Biografie
Amerigo Vespucci wurde am 9. März 1451 in Florenz, Italien, geboren. Als italienischer Kaufmann und Seefahrer leistete Vespucci bedeutende Beiträge in den Bereichen Astronomie, Kosmographie und Geographie.
Sein Vater war Notar in der Florentiner Wechselstube, und er wurde von seinem Onkel, einem Priester, erzogen. Im Jahr 1498 nahm er an einer Forschungsreise über den Atlantischen Ozean teil. Während dieser Reise erreichte er unter dem Kommando des spanischen Admirals Alonso de Hojeda die Küsten von Venezuela und Surinam in Südamerika und entdeckte anschließend das Amazonasdelta.
Als er 1500 nach Spanien zurückkehrte, erkannte er, dass Südamerika einen neuen Kontinent darstellte. Vespucci verbrachte viel Zeit in dem von ihm benannten Gebiet Venezuela. Im Jahr 1500 trat er in den Dienst Portugals und brach im Mai 1501 zu seiner zweiten Entdeckungsreise auf.

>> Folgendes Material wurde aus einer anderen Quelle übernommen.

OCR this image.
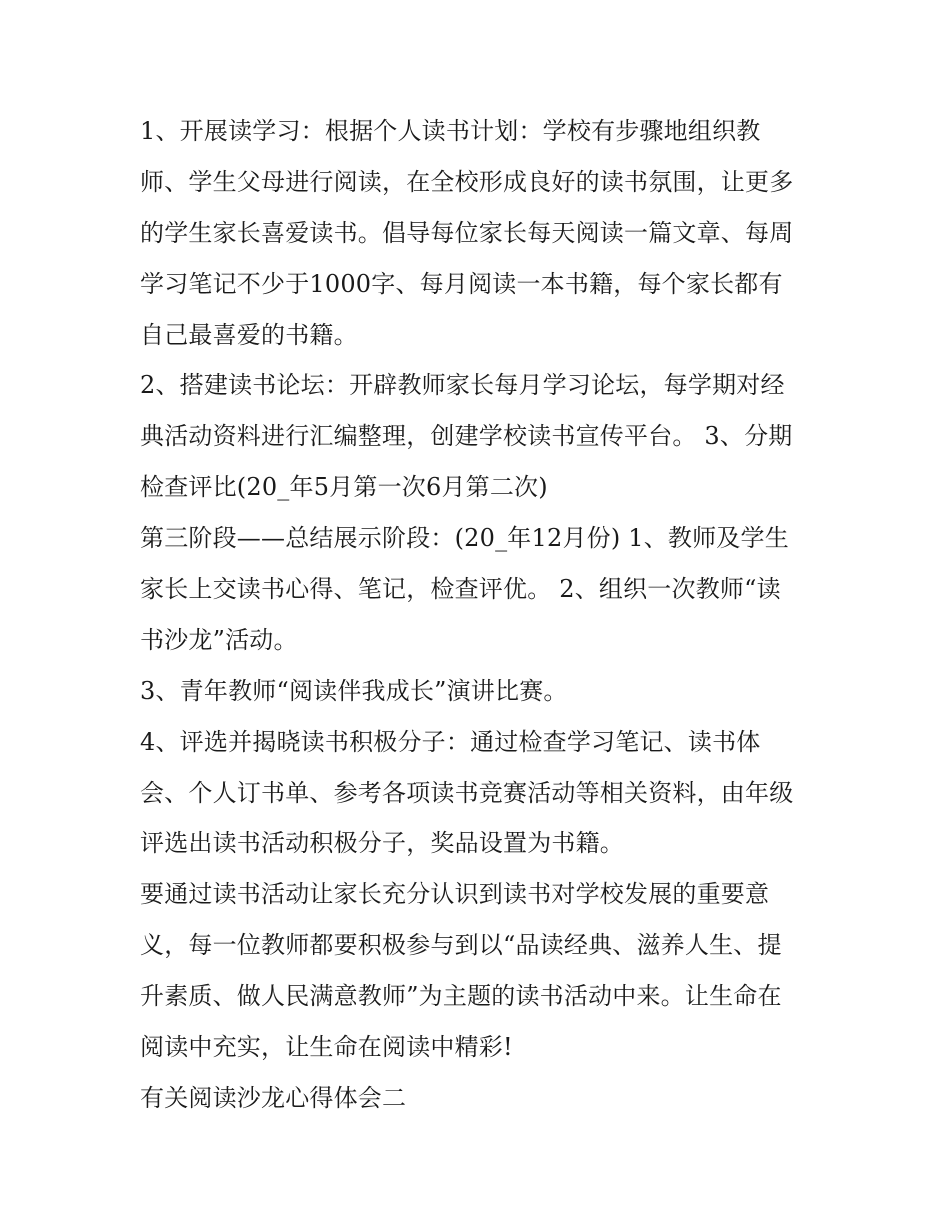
1、开展读学习：根据个人读书计划：学校有步骤地组织教
师、学生父母进行阅读，在全校形成良好的读书氛围，让更多
的学生家长喜爱读书。倡导每位家长每天阅读一篇文章、每周
学习笔记不少于1000字、每月阅读一本书籍，每个家长都有
自己最喜爱的书籍。
2、搭建读书论坛：开辟教师家长每月学习论坛，每学期对经
典活动资料进行汇编整理，创建学校读书宣传平台。 3、分期
检查评比(20_年5月第一次6月第二次)
第三阶段——总结展示阶段：(20_年12月份) 1、教师及学生
家长上交读书心得、笔记，检查评优。 2、组织一次教师“读
书沙龙”活动。
3、青年教师“阅读伴我成长”演讲比赛。
4、评选并揭晓读书积极分子：通过检查学习笔记、读书体
会、个人订书单、参考各项读书竞赛活动等相关资料，由年级
评选出读书活动积极分子，奖品设置为书籍。
要通过读书活动让家长充分认识到读书对学校发展的重要意
义，每一位教师都要积极参与到以“品读经典、滋养人生、提
升素质、做人民满意教师”为主题的读书活动中来。让生命在
阅读中充实，让生命在阅读中精彩!
有关阅读沙龙心得体会二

Auf dieser Reise erkundete er die Küsten Brasiliens, entdeckte die Bucht von Rio de Janeiro und wagte sich bis zum Río de la Plata vor. Während seiner Entdeckungen stellte Vespucci fest, dass die neuen Ländereien nicht Teil Asiens waren, und nannte sie die "Neue Welt". 1503 brach er zu seiner dritten Entdeckungsreise auf, musste jedoch wegen eines Sturms umkehren.

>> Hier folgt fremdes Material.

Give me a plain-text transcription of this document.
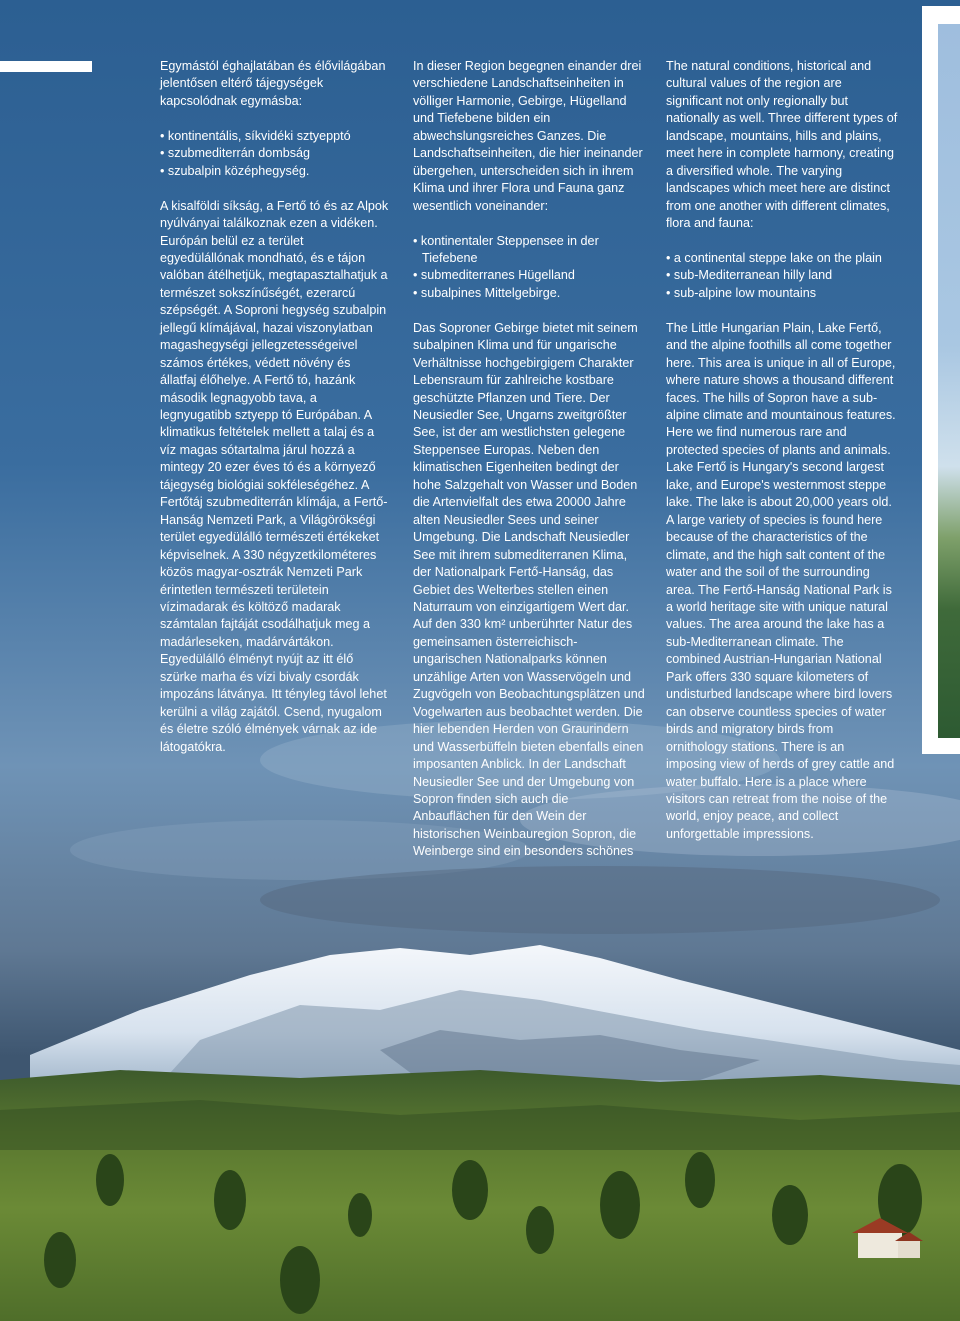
Egymástól éghajlatában és élővilágában jelentősen eltérő tájegységek kapcsolódnak egymásba:

• kontinentális, síkvidéki sztyepptó
• szubmediterrán dombság
• szubalpin középhegység.

A kisalföldi síkság, a Fertő tó és az Alpok nyúlványai találkoznak ezen a vidéken. Európán belül ez a terület egyedülállónak mondható, és e tájon valóban átélhetjük, megtapasztalhatjuk a természet sokszínűségét, ezerarcú szépségét. A Soproni hegység szubalpin jellegű klímájával, hazai viszonylatban magashegységi jellegzetességeivel számos értékes, védett növény és állatfaj élőhelye. A Fertő tó, hazánk második legnagyobb tava, a legnyugatibb sztyepp tó Európában. A klimatikus feltételek mellett a talaj és a víz magas sótartalma járul hozzá a mintegy 20 ezer éves tó és a környező tájegység biológiai sokféleségéhez. A Fertőtáj szubmediterrán klímája, a Fertő-Hanság Nemzeti Park, a Világörökségi terület egyedülálló természeti értékeket képviselnek. A 330 négyzetkilométeres közös magyar-osztrák Nemzeti Park érintetlen természeti területein vízimadarak és költöző madarak számtalan fajtáját csodálhatjuk meg a madárleseken, madárvártákon. Egyedülálló élményt nyújt az itt élő szürke marha és vízi bivaly csordák impozáns látványa. Itt tényleg távol lehet kerülni a világ zajától. Csend, nyugalom és életre szóló élmények várnak az ide látogatókra.

In dieser Region begegnen einander drei verschiedene Landschaftseinheiten in völliger Harmonie, Gebirge, Hügelland und Tiefebene bilden ein abwechslungsreiches Ganzes. Die Landschaftseinheiten, die hier ineinander übergehen, unterscheiden sich in ihrem Klima und ihrer Flora und Fauna ganz wesentlich voneinander:

• kontinentaler Steppensee in der Tiefebene
• submediterranes Hügelland
• subalpines Mittelgebirge.

Das Soproner Gebirge bietet mit seinem subalpinen Klima und für ungarische Verhältnisse hochgebirgigem Charakter Lebensraum für zahlreiche kostbare geschützte Pflanzen und Tiere. Der Neusiedler See, Ungarns zweitgrößter See, ist der am westlichsten gelegene Steppensee Europas. Neben den klimatischen Eigenheiten bedingt der hohe Salzgehalt von Wasser und Boden die Artenvielfalt des etwa 20000 Jahre alten Neusiedler Sees und seiner Umgebung. Die Landschaft Neusiedler See mit ihrem submediterranen Klima, der Nationalpark Fertő-Hanság, das Gebiet des Welterbes stellen einen Naturraum von einzigartigem Wert dar. Auf den 330 km² unberührter Natur des gemeinsamen österreichisch-ungarischen Nationalparks können unzählige Arten von Wasservögeln und Zugvögeln von Beobachtungsplätzen und Vogelwarten aus beobachtet werden. Die hier lebenden Herden von Graurindern und Wasserbüffeln bieten ebenfalls einen imposanten Anblick. In der Landschaft Neusiedler See und der Umgebung von Sopron finden sich auch die Anbauflächen für den Wein der historischen Weinbauregion Sopron, die Weinberge sind ein besonders schönes

The natural conditions, historical and cultural values of the region are significant not only regionally but nationally as well. Three different types of landscape, mountains, hills and plains, meet here in complete harmony, creating a diversified whole. The varying landscapes which meet here are distinct from one another with different climates, flora and fauna:

• a continental steppe lake on the plain
• sub-Mediterranean hilly land
• sub-alpine low mountains

The Little Hungarian Plain, Lake Fertő, and the alpine foothills all come together here. This area is unique in all of Europe, where nature shows a thousand different faces. The hills of Sopron have a sub-alpine climate and mountainous features. Here we find numerous rare and protected species of plants and animals. Lake Fertő is Hungary's second largest lake, and Europe's westernmost steppe lake. The lake is about 20,000 years old. A large variety of species is found here because of the characteristics of the climate, and the high salt content of the water and the soil of the surrounding area. The Fertő-Hanság National Park is a world heritage site with unique natural values. The area around the lake has a sub-Mediterranean climate. The combined Austrian-Hungarian National Park offers 330 square kilometers of undisturbed landscape where bird lovers can observe countless species of water birds and migratory birds from ornithology stations. There is an imposing view of herds of grey cattle and water buffalo. Here is a place where visitors can retreat from the noise of the world, enjoy peace, and collect unforgettable impressions.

Im Jahr 1505 trat er erneut in den Dienst Spaniens und wurde 1508 Kapitän. 1512 starb er im Alter von 61 Jahren in Sevilla. Vespuccis Entdeckungen und wissenschaftlichen Arbeiten führten dazu, dass sein Name dem neuen Kontinent gegeben wurde.
Der deutsche Kosmograf Martin Waldseemüller schlug in seinem Werk von 1507 vor, das neue Land aufgrund von Amerigo als "Amerika" zu benennen.